4 thinly sliced boneless chicken breasts
shredded parmesan cheese
seasoned dry bread crumbs
1 tbsp sea salt
1/2 tbsp fresh ground black pepper
1/4 tbsp poultry seasoning
whole wheat pasta
tomato sauce ( Classico Traditonal)
1. Season chicken with pepper, salt and poultry seasoning in a bowl. In a separate bowl beat two eggs. Pour the flour and bread crumbs into two separate zip loc bags. Coat the chicken in the egg wash and then add it to the flour and shake until the chicken is well coated with flour. Shake off the excess flour and give the chicken another egg wash. Add the chicken to the bread crumbs and shake until the chicken is fully coated.

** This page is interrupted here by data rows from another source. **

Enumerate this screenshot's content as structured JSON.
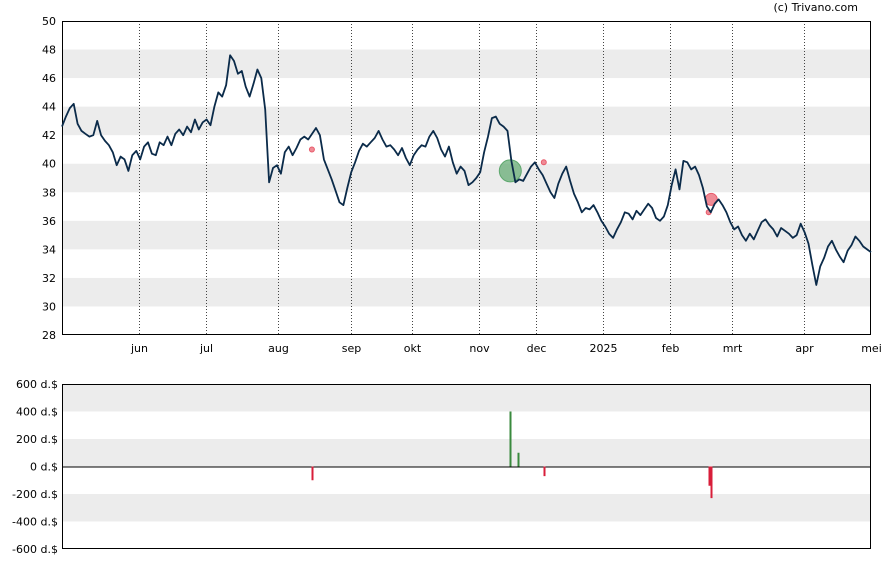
{
  "copyright": "(c) Trivano.com",
  "chart_data": [
    {
      "type": "line",
      "y_ticks": [
        "28",
        "30",
        "32",
        "34",
        "36",
        "38",
        "40",
        "42",
        "44",
        "46",
        "48",
        "50"
      ],
      "ylim": [
        28,
        50
      ],
      "x_tick_labels": [
        "jun",
        "jul",
        "aug",
        "sep",
        "okt",
        "nov",
        "dec",
        "2025",
        "feb",
        "mrt",
        "apr",
        "mei"
      ],
      "x_tick_positions_index": [
        30,
        56,
        84,
        112,
        136,
        162,
        184,
        210,
        236,
        260,
        288,
        314
      ],
      "x_count": 314,
      "grid": true,
      "line_color": "#0b2b4a",
      "series": [
        {
          "values": [
            42.6,
            43.3,
            43.9,
            44.2,
            42.8,
            42.3,
            42.1,
            41.9,
            42.0,
            43.0,
            42.0,
            41.6,
            41.3,
            40.8,
            39.9,
            40.5,
            40.3,
            39.5,
            40.6,
            40.9,
            40.3,
            41.2,
            41.5,
            40.7,
            40.6,
            41.5,
            41.3,
            41.9,
            41.3,
            42.1,
            42.4,
            42.0,
            42.6,
            42.2,
            43.1,
            42.4,
            42.9,
            43.1,
            42.7,
            44.0,
            45.0,
            44.7,
            45.5,
            47.6,
            47.2,
            46.3,
            46.5,
            45.4,
            44.7,
            45.6,
            46.6,
            46.0,
            43.8,
            38.7,
            39.7,
            39.9,
            39.3,
            40.8,
            41.2,
            40.6,
            41.1,
            41.7,
            41.9,
            41.7,
            42.1,
            42.5,
            42.0,
            40.3,
            39.6,
            38.9,
            38.1,
            37.3,
            37.1,
            38.3,
            39.4,
            40.1,
            40.9,
            41.4,
            41.2,
            41.5,
            41.8,
            42.3,
            41.7,
            41.2,
            41.3,
            41.0,
            40.6,
            41.1,
            40.4,
            39.9,
            40.6,
            41.0,
            41.3,
            41.2,
            41.9,
            42.3,
            41.8,
            41.0,
            40.5,
            41.2,
            40.1,
            39.3,
            39.8,
            39.5,
            38.5,
            38.7,
            39.0,
            39.4,
            40.8,
            41.9,
            43.2,
            43.3,
            42.8,
            42.6,
            42.3,
            40.2,
            38.7,
            38.9,
            38.8,
            39.3,
            39.8,
            40.1,
            39.6,
            39.2,
            38.6,
            38.0,
            37.6,
            38.6,
            39.3,
            39.8,
            38.8,
            37.9,
            37.3,
            36.6,
            36.9,
            36.8,
            37.1,
            36.6,
            36.0,
            35.6,
            35.1,
            34.8,
            35.4,
            35.9,
            36.6,
            36.5,
            36.1,
            36.7,
            36.4,
            36.8,
            37.2,
            36.9,
            36.2,
            36.0,
            36.3,
            37.1,
            38.5,
            39.6,
            38.2,
            40.2,
            40.1,
            39.6,
            39.8,
            39.2,
            38.3,
            37.0,
            36.6,
            37.2,
            37.5,
            37.1,
            36.6,
            35.9,
            35.4,
            35.6,
            35.0,
            34.6,
            35.1,
            34.7,
            35.3,
            35.9,
            36.1,
            35.7,
            35.4,
            34.9,
            35.5,
            35.3,
            35.1,
            34.8,
            35.0,
            35.8,
            35.2,
            34.4,
            32.9,
            31.5,
            32.8,
            33.4,
            34.2,
            34.6,
            34.0,
            33.5,
            33.1,
            33.9,
            34.3,
            34.9,
            34.6,
            34.2,
            34.0,
            33.8
          ]
        },
        {
          "values": []
        }
      ],
      "markers": [
        {
          "index": 97,
          "y": 41.0,
          "r": 2.5,
          "color": "#e85a6a"
        },
        {
          "index": 174,
          "y": 39.5,
          "r": 11,
          "color": "#5ea86e"
        },
        {
          "index": 187,
          "y": 40.1,
          "r": 2.5,
          "color": "#e85a6a"
        },
        {
          "index": 252,
          "y": 37.5,
          "r": 6,
          "color": "#e85a6a"
        },
        {
          "index": 251,
          "y": 36.6,
          "r": 2.5,
          "color": "#e85a6a"
        }
      ]
    },
    {
      "type": "bar",
      "y_ticks": [
        "600 d.$",
        "400 d.$",
        "200 d.$",
        "0 d.$",
        "-200 d.$",
        "-400 d.$",
        "-600 d.$"
      ],
      "y_tick_values": [
        600,
        400,
        200,
        0,
        -200,
        -400,
        -600
      ],
      "ylim": [
        -600,
        600
      ],
      "x_count": 314,
      "bars": [
        {
          "index": 97,
          "value": -100,
          "color": "#d81e3a"
        },
        {
          "index": 174,
          "value": 400,
          "color": "#3a8a3e"
        },
        {
          "index": 177,
          "value": 100,
          "color": "#3a8a3e"
        },
        {
          "index": 187,
          "value": -70,
          "color": "#d81e3a"
        },
        {
          "index": 251,
          "value": -140,
          "color": "#d81e3a"
        },
        {
          "index": 252,
          "value": -230,
          "color": "#d81e3a"
        }
      ]
    }
  ]
}
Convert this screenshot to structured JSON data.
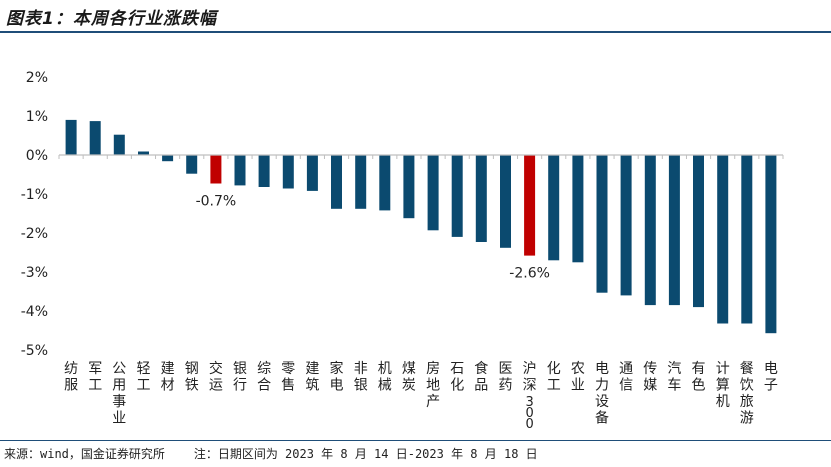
{
  "header": {
    "title": "图表1：本周各行业涨跌幅"
  },
  "footer": {
    "source": "来源：wind，国金证券研究所",
    "note": "注：日期区间为 2023 年 8 月 14 日-2023 年 8 月 18 日"
  },
  "chart_data": {
    "type": "bar",
    "title": "本周各行业涨跌幅",
    "xlabel": "",
    "ylabel": "",
    "ylim": [
      -5,
      2
    ],
    "yticks": [
      2,
      1,
      0,
      -1,
      -2,
      -3,
      -4,
      -5
    ],
    "ytick_labels": [
      "2%",
      "1%",
      "0%",
      "-1%",
      "-2%",
      "-3%",
      "-4%",
      "-5%"
    ],
    "categories": [
      "纺服",
      "军工",
      "公用事业",
      "轻工",
      "建材",
      "钢铁",
      "交运",
      "银行",
      "综合",
      "零售",
      "建筑",
      "家电",
      "非银",
      "机械",
      "煤炭",
      "房地产",
      "石化",
      "食品",
      "医药",
      "沪深300",
      "化工",
      "农业",
      "电力设备",
      "通信",
      "传媒",
      "汽车",
      "有色",
      "计算机",
      "餐饮旅游",
      "电子"
    ],
    "values": [
      0.9,
      0.87,
      0.52,
      0.09,
      -0.16,
      -0.48,
      -0.73,
      -0.78,
      -0.82,
      -0.86,
      -0.92,
      -1.38,
      -1.38,
      -1.42,
      -1.62,
      -1.93,
      -2.1,
      -2.23,
      -2.38,
      -2.58,
      -2.7,
      -2.75,
      -3.53,
      -3.6,
      -3.85,
      -3.85,
      -3.9,
      -4.32,
      -4.32,
      -4.57
    ],
    "highlight_categories": [
      "交运",
      "沪深300"
    ],
    "annotations": [
      {
        "category": "交运",
        "label": "-0.7%"
      },
      {
        "category": "沪深300",
        "label": "-2.6%"
      }
    ],
    "colors": {
      "bar": "#0b4a6f",
      "highlight": "#c00000",
      "axis": "#bfbfbf"
    }
  }
}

2. Heat 2 tablespoons of olive oil on medium heat in a large pan and cook the chicken until golden brown on both sides. Remove chicken and place on baking pan and sprinkle shredded parmesan on top. Preheat the oven to 350 and insert chicken. Remove chicken once cheese has melted and the chicken is fully cooked.
3. Cook pasta according to packaging instructions.
4. Heat pasta sauce on medium, add additional seasoning to taste (black pepper and italian seasoning)
5. Brush olive oil over sliced french bread, and grate fresh garlic over each slice of bread. Add shredded parmesan on top and place bread in the broiler on low. Take out once cheese has melted and bread is golden brown.
6. Place pasta on plate and spoon over the doctored red sauce. Add chicken to the top and garnish with italian seasoning.